The Intersection of Ron Paul and TGI Fridays
Libertarian Rebuplican's backers make their stand in Live Free or Die state.
MANCHESTER, N.H., Jan. 5, 2008— -- For all the speculation this election season over exactly who Ron Paul's supporters are, for once there was no question.
At the busy intersection of Rt. 28 and the Mall of New Hampshire entrance, between roaring six-lane traffic and the glittering retail mecca, the libertarian Republican presidential candidate's eclectic ground soldiers staged a makeshift battleground, waving signs and and playing chicken with the oncoming traffic ... all in the name of the man sometimes known as Dr. No.
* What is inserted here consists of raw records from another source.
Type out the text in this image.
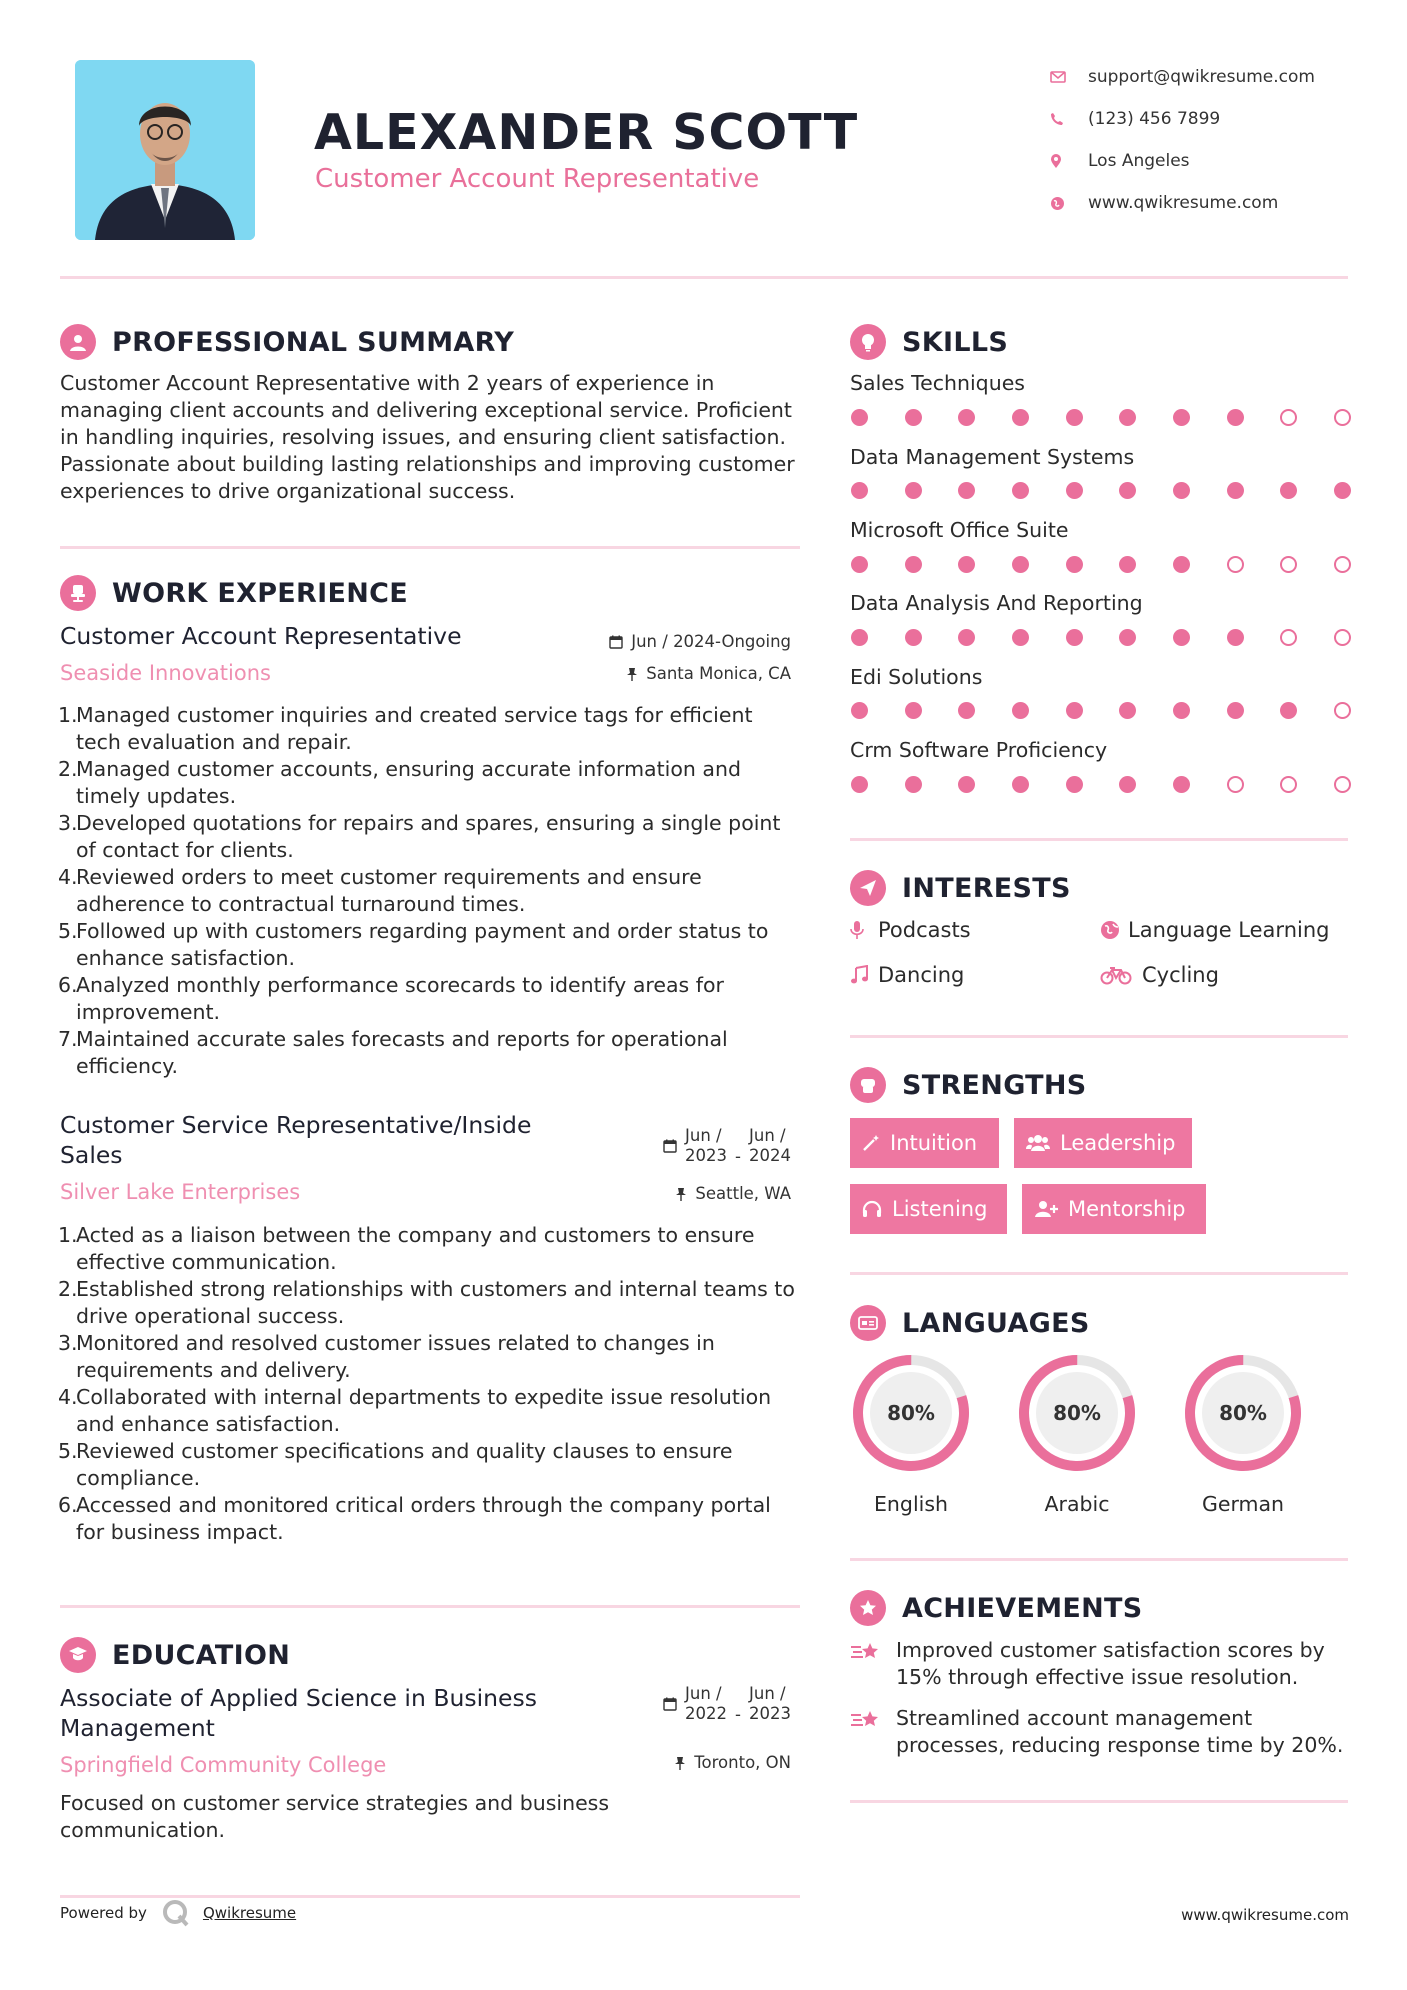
ALEXANDER SCOTT
Customer Account Representative
support@qwikresume.com
(123) 456 7899
Los Angeles
www.qwikresume.com
PROFESSIONAL SUMMARY
Customer Account Representative with 2 years of experience in managing client accounts and delivering exceptional service. Proficient in handling inquiries, resolving issues, and ensuring client satisfaction. Passionate about building lasting relationships and improving customer experiences to drive organizational success.
WORK EXPERIENCE
Customer Account Representative	Jun / 2024-Ongoing
Seaside Innovations	Santa Monica, CA
1.
Managed customer inquiries and created service tags for efficient tech evaluation and repair.
2.
Managed customer accounts, ensuring accurate information and timely updates.
3.
Developed quotations for repairs and spares, ensuring a single point of contact for clients.
4.
Reviewed orders to meet customer requirements and ensure adherence to contractual turnaround times.
5.
Followed up with customers regarding payment and order status to enhance satisfaction.
6.
Analyzed monthly performance scorecards to identify areas for improvement.
7.
Maintained accurate sales forecasts and reports for operational efficiency.
Customer Service Representative/Inside Sales
Jun /
2023 -
Jun /
2024
Silver Lake Enterprises	Seattle, WA
1.
Acted as a liaison between the company and customers to ensure effective communication.
2.
Established strong relationships with customers and internal teams to drive operational success.
3.
Monitored and resolved customer issues related to changes in requirements and delivery.
4.
Collaborated with internal departments to expedite issue resolution and enhance satisfaction.
5.
Reviewed customer specifications and quality clauses to ensure compliance.
6.
Accessed and monitored critical orders through the company portal for business impact.
EDUCATION
Associate of Applied Science in Business Management
Jun /
2022 -
Jun /
2023
Springfield Community College	Toronto, ON
Focused on customer service strategies and business communication.
SKILLS
Sales Techniques
Data Management Systems
Microsoft Office Suite
Data Analysis And Reporting
Edi Solutions
Crm Software Proficiency
INTERESTS
Podcasts	Language Learning
Dancing	Cycling
STRENGTHS
Intuition	Leadership
Listening	Mentorship
LANGUAGES
80%
English
80%
Arabic
80%
German
ACHIEVEMENTS
Improved customer satisfaction scores by 15% through effective issue resolution.
Streamlined account management processes, reducing response time by 20%.
Powered by	Qwikresume	www.qwikresume.com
The effort organized by Operation Live Free or Die brought out about 40 of them in all. That number might not seem like a lot, until you consider what 40-some hand-held Ron Paul signs look like waving furiously on the snow-banked medians of a crowded intersection when all the other candidates' signs are static, planted firmly into the snow.
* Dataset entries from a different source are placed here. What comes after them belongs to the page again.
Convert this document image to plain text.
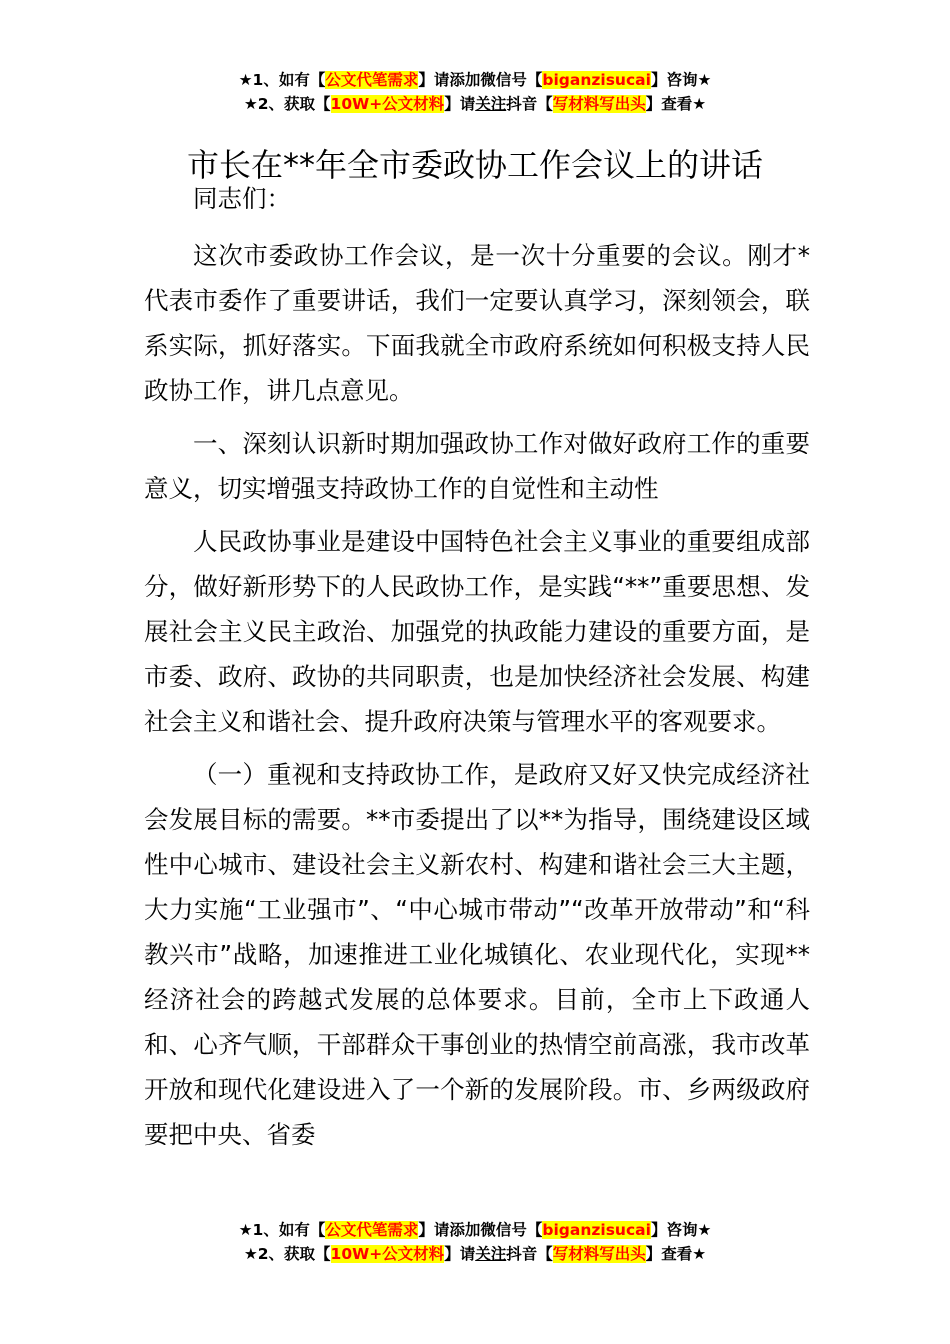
★1、如有【公文代笔需求】请添加微信号【biganzisucai】咨询★
★2、获取【10W+公文材料】请关注抖音【写材料写出头】查看★
市长在**年全市委政协工作会议上的讲话

同志们：

这次市委政协工作会议，是一次十分重要的会议。刚才*代表市委作了重要讲话，我们一定要认真学习，深刻领会，联系实际，抓好落实。下面我就全市政府系统如何积极支持人民政协工作，讲几点意见。

一、深刻认识新时期加强政协工作对做好政府工作的重要意义，切实增强支持政协工作的自觉性和主动性

人民政协事业是建设中国特色社会主义事业的重要组成部分，做好新形势下的人民政协工作，是实践“**”重要思想、发展社会主义民主政治、加强党的执政能力建设的重要方面，是市委、政府、政协的共同职责，也是加快经济社会发展、构建社会主义和谐社会、提升政府决策与管理水平的客观要求。

（一）重视和支持政协工作，是政府又好又快完成经济社会发展目标的需要。**市委提出了以**为指导，围绕建设区域性中心城市、建设社会主义新农村、构建和谐社会三大主题，大力实施“工业强市”、“中心城市带动”“改革开放带动”和“科教兴市”战略，加速推进工业化城镇化、农业现代化，实现**经济社会的跨越式发展的总体要求。目前，全市上下政通人和、心齐气顺，干部群众干事创业的热情空前高涨，我市改革开放和现代化建设进入了一个新的发展阶段。市、乡两级政府要把中央、省委

★1、如有【公文代笔需求】请添加微信号【biganzisucai】咨询★
★2、获取【10W+公文材料】请关注抖音【写材料写出头】查看★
At first glance, it's something of a metaphor for the Texas congressman's presidential campaign, long-characterized by a frenzied political fever online that took the other candidates and the country by surprise.
As fluid as the waving movement of the signs may seem, the choice of this intersection for a show of support was a calculated decision.
"We went to city hall and and got the maps out and figured out which parts were public property," said 27-year-old Jay Nevin, who quit his job as a computer trouble-shooter in Oklahoma to come canvass for the Paul campaign in New Hampshire. "We just saw this was the highest traffic area and we could hit a lot of people in a short amount of time."
Undaunted by Paul's performance at the Iowa Republican caucuses, where the Texas congressman finished in fifth place with 10 percent, his followers have descended on New Hampshire, living in groups in rented homes across the state for weeks if not months.
"Each house has a house captain and that house captain is responsible for making sure that their people are organizing the mornings, going out and have all the materials they need," said Roxi Cullinson, an organizer from Operation Live Free or Die. She, like Nevin, left her job around Thanksgiving to join the Paul movement in New Hampshire.